„Es gibt so viele Wege zu Gott, wie es Menschen gibt“ – Predigt zum Dreifaltigkeitsfest (M. Witti)

OLYMPUS DIGITAL CAMERALiebe Schwestern und Brüder,

„Wie viele Wege zu Gott gibt es?“ – So wurde Joseph Kardinal Ratzinger – der spätere Papst Benedikt XVI. – einmal in einem Interview gefragt, als er noch Präfekt der römischen Glaubenskongregation war. Er hat dem Journalisten lächelnd geantwortet: „Es gibt so viele Wege zu Gott, wie es Menschen gibt.“

Diese offene Antwort hätten viele vom gestrengen Dogmatiker und obersten Glaubenswächter nicht erwartet. Aber sie zeigen eine tiefe spirituelle Wahrheit, die für mich auch am heutigen Dreifaltigkeitsfest durchscheint: Gott offenbart sich immer wieder und auf ganz verschiedene Weise. Er sucht ganz individuelle Wege zu den Menschen – auch heute noch.

Viele spüren Gott auch heute noch im faszinierten Staunen über wie Wunder der Natur. Gerade uns hier muss Gott ja diesbezüglich besonders lieb haben, weil er uns dieses wunderschöne Stück Heimat geschenkt hat, nahe am Chiemsee und an den Bergen. Wer hier noch Staunen kann, für den wird vieles andere klein und unwichtig, weil er eine Ahnung von Gottes Größe und seiner Liebe zur ganzen Schöpfung und zu uns Menschen erhält.

Ich kenne aber auch Naturwissenschaftler, die in ihrer Arbeit die Wunder der Natur entdecken und die mit jeder neuen Entdeckung auch in ihrem Glauben an einen guten Schöpfergott bestärkt werden.

Ich denke aber auch an manche Mutter, die unter Schwierigkeiten und Schmerzen, oft genug auch voller Angst, ein Kind geboren hat. In dem Moment aber in dem sie ihr Kind in den Armen halten kann, ist alles vergessen, weil sie spürt, es muss ein guter Gott sein, der ihr so ein Wunder anvertraut hat – und viele Väter erfahren das ähnlich staunend und gottvoll.
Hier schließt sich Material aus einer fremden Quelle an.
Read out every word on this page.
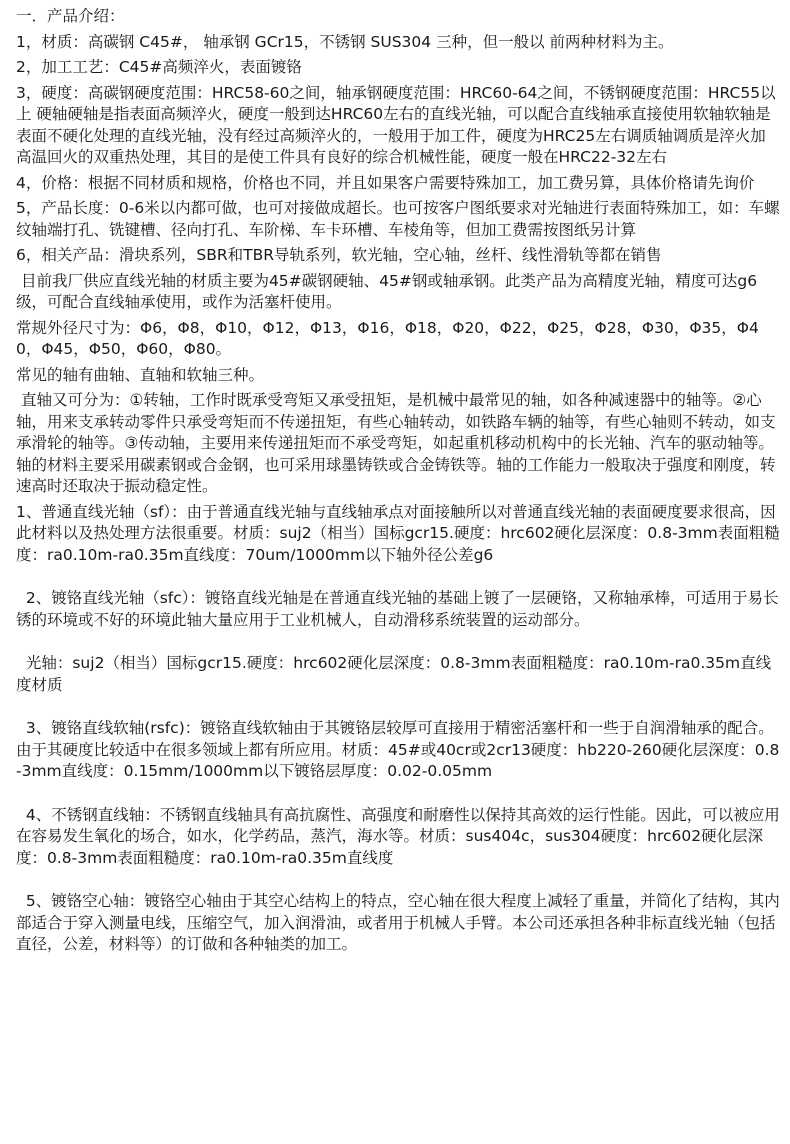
一．产品介绍：
1，材质：高碳钢 C45#， 轴承钢 GCr15，不锈钢 SUS304 三种，但一般以 前两种材料为主。
2，加工工艺：C45#高频淬火，表面镀铬
3，硬度：高碳钢硬度范围：HRC58-60之间，轴承钢硬度范围：HRC60-64之间，不锈钢硬度范围：HRC55以上 硬轴硬轴是指表面高频淬火，硬度一般到达HRC60左右的直线光轴，可以配合直线轴承直接使用软轴软轴是表面不硬化处理的直线光轴，没有经过高频淬火的，一般用于加工件，硬度为HRC25左右调质轴调质是淬火加高温回火的双重热处理，其目的是使工件具有良好的综合机械性能，硬度一般在HRC22-32左右
4，价格：根据不同材质和规格，价格也不同，并且如果客户需要特殊加工，加工费另算，具体价格请先询价
5，产品长度：0-6米以内都可做，也可对接做成超长。也可按客户图纸要求对光轴进行表面特殊加工，如：车螺纹轴端打孔、铣键槽、径向打孔、车阶梯、车卡环槽、车棱角等，但加工费需按图纸另计算
6，相关产品：滑块系列，SBR和TBR导轨系列，软光轴，空心轴，丝杆、线性滑轨等都在销售
目前我厂供应直线光轴的材质主要为45#碳钢硬轴、45#钢或轴承钢。此类产品为高精度光轴，精度可达g6级，可配合直线轴承使用，或作为活塞杆使用。
常规外径尺寸为：Φ6，Φ8，Φ10，Φ12，Φ13，Φ16，Φ18，Φ20，Φ22，Φ25，Φ28，Φ30，Φ35，Φ40，Φ45，Φ50，Φ60，Φ80。
常见的轴有曲轴、直轴和软轴三种。
直轴又可分为：①转轴，工作时既承受弯矩又承受扭矩，是机械中最常见的轴，如各种减速器中的轴等。②心轴，用来支承转动零件只承受弯矩而不传递扭矩，有些心轴转动，如铁路车辆的轴等，有些心轴则不转动，如支承滑轮的轴等。③传动轴，主要用来传递扭矩而不承受弯矩，如起重机移动机构中的长光轴、汽车的驱动轴等。轴的材料主要采用碳素钢或合金钢，也可采用球墨铸铁或合金铸铁等。轴的工作能力一般取决于强度和刚度，转速高时还取决于振动稳定性。
1、普通直线光轴（sf）：由于普通直线光轴与直线轴承点对面接触所以对普通直线光轴的表面硬度要求很高，因此材料以及热处理方法很重要。材质：suj2（相当）国标gcr15.硬度：hrc602硬化层深度：0.8-3mm表面粗糙度：ra0.10m-ra0.35m直线度：70um/1000mm以下轴外径公差g6
2、镀铬直线光轴（sfc）：镀铬直线光轴是在普通直线光轴的基础上镀了一层硬铬，又称轴承棒，可适用于易长锈的环境或不好的环境此轴大量应用于工业机械人，自动滑移系统装置的运动部分。
光轴：suj2（相当）国标gcr15.硬度：hrc602硬化层深度：0.8-3mm表面粗糙度：ra0.10m-ra0.35m直线度材质
3、镀铬直线软轴(rsfc)：镀铬直线软轴由于其镀铬层较厚可直接用于精密活塞杆和一些于自润滑轴承的配合。由于其硬度比较适中在很多领域上都有所应用。材质：45#或40cr或2cr13硬度：hb220-260硬化层深度：0.8-3mm直线度：0.15mm/1000mm以下镀铬层厚度：0.02-0.05mm
4、不锈钢直线轴：不锈钢直线轴具有高抗腐性、高强度和耐磨性以保持其高效的运行性能。因此，可以被应用在容易发生氧化的场合，如水，化学药品，蒸汽，海水等。材质：sus404c，sus304硬度：hrc602硬化层深度：0.8-3mm表面粗糙度：ra0.10m-ra0.35m直线度
5、镀铬空心轴：镀铬空心轴由于其空心结构上的特点，空心轴在很大程度上减轻了重量，并简化了结构，其内部适合于穿入测量电线，压缩空气，加入润滑油，或者用于机械人手臂。本公司还承担各种非标直线光轴（包括直径，公差，材料等）的订做和各种轴类的加工。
Viele, die zwar nicht zu unseren christlichen Kirchen gehören, sind deshalb aber oft nicht weniger intensiv auf der Suche nach dem Göttlichen, auch wenn sie selbst es vielleicht nicht so nennen. Ob in östlicher Meditation, beim Yoga, oder auf anderen Wegen, auch sie machen in ihrem Leben – bewusst oder unbewusst – wohl ähnliche Erfahrungen, die wir Christen Spuren Gottes nennen würden.

 

Meine Lieben,

„Es gibt so viele Wege zu Gott, wie es Menschen gibt.“ – Das heutige Dreifaltigkeitsfest zeigt mir, dass Gott kein einsames überhöhtes Wesen, sondern liebevolle Gemeinschaft ist. Es zeigt mir, dass der geheimnisvolle und letztlich unbegreifbare und undefinierbare Gott sich immer schon ganz unterschiedlich den Menschen geoffenbart hat: als Schöpfer- und Vatergott, als in Jesus Christus Mensch gewordene Liebe, als wirkmächtiger und unberechenbare Geistfülle zu allen Zeiten.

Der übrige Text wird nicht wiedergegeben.